Image: how the city gets made, 2021 by Kara Stanton. Embroidery thread on cotton. Photo courtesy of the artist.

How does a city get made—and remade, and deconstructed, and reconstructed? In learning about the Paris Commune through the La Commune 2021 Free School, what seized my imagination was the workers’ own seizure of the city; their intent to occupy Paris in a new way, and in so doing, make the city mean something new. Occupation has a way of turning a place upside down; as Alexander Vasudevan writes in his article about protest occupations, “Occupation […] involves different ways of extending bodies, objects and practices into space in order to create new alternative lifeworlds” (“The autonomous city: Towards a critical geography of occupation,” 323). I have been reflecting on this in connection to the land defense occupations I have participated in here on Lekwungen territory—in the winter of 2020, in support of Wet’suwet’en land defenders, how the land around the legislature became another place altogether, one filled with people gathered all over the steps of the building and on the lawn sharing stories, making music, eating food from the abundant supply, doing chores, and listening to visions of a future beyond the settler state and its control of land and bodies. As Black and Indigenous folks and settlers gathered in support and protection of the Indigenous youth occupying the steps for days on end, new rhythms and ways of extending formed the space into something altogether new, and also very very old. The experience struck something in my ancestral memory or imagination: a time and place where communal spaces for gathering, discussing, learning, eating, and working together were embedded into the fabric of society; when there was a shared responsibility to make the spaces we lived in together; and to tend to the needs of all those around us.

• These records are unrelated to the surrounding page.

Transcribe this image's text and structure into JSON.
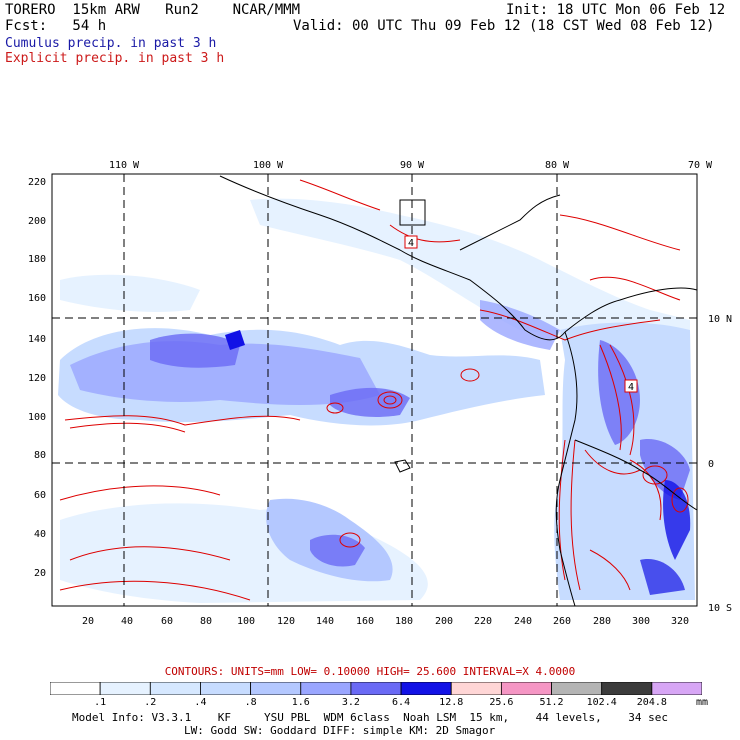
{
  "header": {
    "model": "TORERO  15km ARW   Run2    NCAR/MMM",
    "init": "Init: 18 UTC Mon 06 Feb 12",
    "fcst": "Fcst:   54 h",
    "valid": "Valid: 00 UTC Thu 09 Feb 12 (18 CST Wed 08 Feb 12)"
  },
  "legend": {
    "cumulus": "Cumulus precip. in past 3 h",
    "explicit": "Explicit precip. in past 3 h"
  },
  "map": {
    "lon_labels": [
      "110 W",
      "100 W",
      "90 W",
      "80 W",
      "70 W"
    ],
    "lat_labels": [
      "10 N",
      "0",
      "10 S"
    ],
    "y_ticks": [
      "220",
      "200",
      "180",
      "160",
      "140",
      "120",
      "100",
      "80",
      "60",
      "40",
      "20"
    ],
    "x_ticks": [
      "20",
      "40",
      "60",
      "80",
      "100",
      "120",
      "140",
      "160",
      "180",
      "200",
      "220",
      "240",
      "260",
      "280",
      "300",
      "320"
    ],
    "contour_markers": [
      "4",
      "4"
    ]
  },
  "contours_info": {
    "label": "CONTOURS:  UNITS=mm  LOW= 0.10000      HIGH=  25.600      INTERVAL=X  4.0000"
  },
  "colorbar": {
    "labels": [
      ".1",
      ".2",
      ".4",
      ".8",
      "1.6",
      "3.2",
      "6.4",
      "12.8",
      "25.6",
      "51.2",
      "102.4",
      "204.8"
    ],
    "unit": "mm",
    "colors": [
      "#ffffff",
      "#e6f2ff",
      "#d6e8ff",
      "#c7dcff",
      "#b4c8ff",
      "#9aa6ff",
      "#6a6af5",
      "#1212e6",
      "#ffd6d6",
      "#f596c4",
      "#b4b4b4",
      "#3c3c3c",
      "#d7a6f5"
    ]
  },
  "model_info": {
    "line1": "Model Info: V3.3.1    KF     YSU PBL  WDM 6class  Noah LSM  15 km,    44 levels,    34 sec",
    "line2": "LW: Godd SW: Goddard DIFF: simple KM: 2D Smagor"
  }
}
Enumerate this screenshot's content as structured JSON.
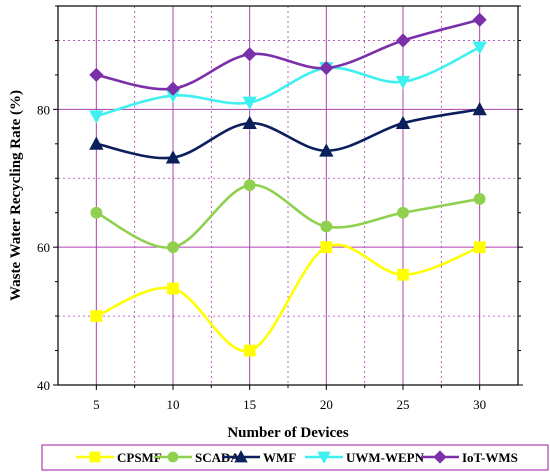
{
  "chart_data": {
    "type": "line",
    "title": "",
    "xlabel": "Number of Devices",
    "ylabel": "Waste Water Recycling Rate (%)",
    "x": [
      5,
      10,
      15,
      20,
      25,
      30
    ],
    "xlim": [
      2.5,
      32.5
    ],
    "ylim": [
      40,
      95
    ],
    "xticks": [
      "5",
      "10",
      "15",
      "20",
      "25",
      "30"
    ],
    "yticks": [
      "40",
      "60",
      "80"
    ],
    "grid": true,
    "legend_position": "bottom",
    "series": [
      {
        "name": "CPSMF",
        "values": [
          50,
          54,
          45,
          60,
          56,
          60
        ],
        "color": "#ffff00",
        "marker": "square"
      },
      {
        "name": "SCADA",
        "values": [
          65,
          60,
          69,
          63,
          65,
          67
        ],
        "color": "#8fd14f",
        "marker": "circle"
      },
      {
        "name": "WMF",
        "values": [
          75,
          73,
          78,
          74,
          78,
          80
        ],
        "color": "#0a1f5c",
        "marker": "triangle-up"
      },
      {
        "name": "UWM-WEPN",
        "values": [
          79,
          82,
          81,
          86,
          84,
          89
        ],
        "color": "#3ff0f0",
        "marker": "triangle-down"
      },
      {
        "name": "IoT-WMS",
        "values": [
          85,
          83,
          88,
          86,
          90,
          93
        ],
        "color": "#7b2fa8",
        "marker": "diamond"
      }
    ],
    "colors": {
      "grid": "#b040b0",
      "ylabel": "#800080"
    }
  }
}
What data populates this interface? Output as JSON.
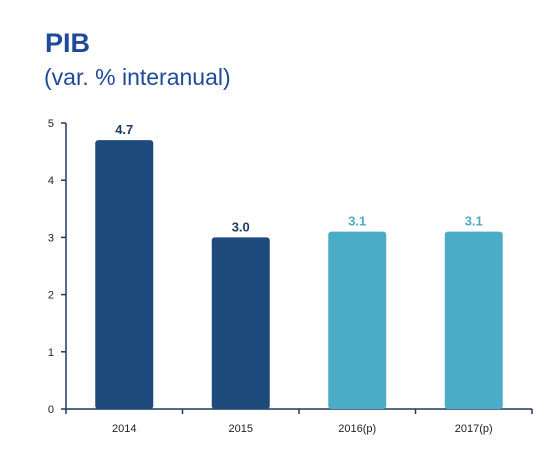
{
  "chart_data": {
    "type": "bar",
    "title": "PIB",
    "subtitle": "(var. % interanual)",
    "categories": [
      "2014",
      "2015",
      "2016(p)",
      "2017(p)"
    ],
    "values": [
      4.7,
      3.0,
      3.1,
      3.1
    ],
    "data_labels": [
      "4.7",
      "3.0",
      "3.1",
      "3.1"
    ],
    "bar_colors": [
      "#1f4a7c",
      "#1f4a7c",
      "#4bacc6",
      "#4bacc6"
    ],
    "label_colors": [
      "#1f3a64",
      "#1f3a64",
      "#4bacc6",
      "#4bacc6"
    ],
    "ylim": [
      0,
      5
    ],
    "yticks": [
      0,
      1,
      2,
      3,
      4,
      5
    ],
    "grid": false,
    "legend": "none"
  }
}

How is a city made material? Through transforming what we think of as protest—“a displacement of political action onto the lived rhythms and material foundations of daily life” (Vasudevan 321). From one action to an action repeated; the building of habits, desire lines, and connections that assemble a city, a life. As I traced the streets of 19th century Paris and stitched them into thin cotton—plain like a sheet, or a would-be protest banner—the repetitive action of sewing brought me closer to these questions of how I participate in the city, and what I make of it. Looking for a way to document the piece outside of my apartment, I landed upon hanging it from the soccer goal in a park near my house. Through the pandemic, I have gathered there in hail, rain, wind, and sun to be with friends, play soccer, catch some sun, sew. The wind collaborated with me to billow the fabric, rippling, and twisting it, revealing the loose threads and knots from the back of the fabric, taking hold of the work I spent hours over, and in turn making it something new.

Image: how the city gets made, 2021 by Kara Stanton. Embroidery on cotton. Photo courtesy of the artist.
  1. Vasudevan, Alexander. “The autonomous city: Towards a critical geography of occupation.” Progress in Human Geography 2015, Vol 39 (3), 316-337.

Bio:

Kara Stanton is a poet and cultural worker based on Lekwungen territories. Through poetry and interdisciplinary projects, they trace the relationships between land and body, articulating their entangled experiences of water, the weather, chronic migraines, and dyke embodiment. They have shown projects at the fifty fifty arts collective and the Comox Valley Art Gallery, and published poems in Poetry is Dead and Arc Poetry Magazine.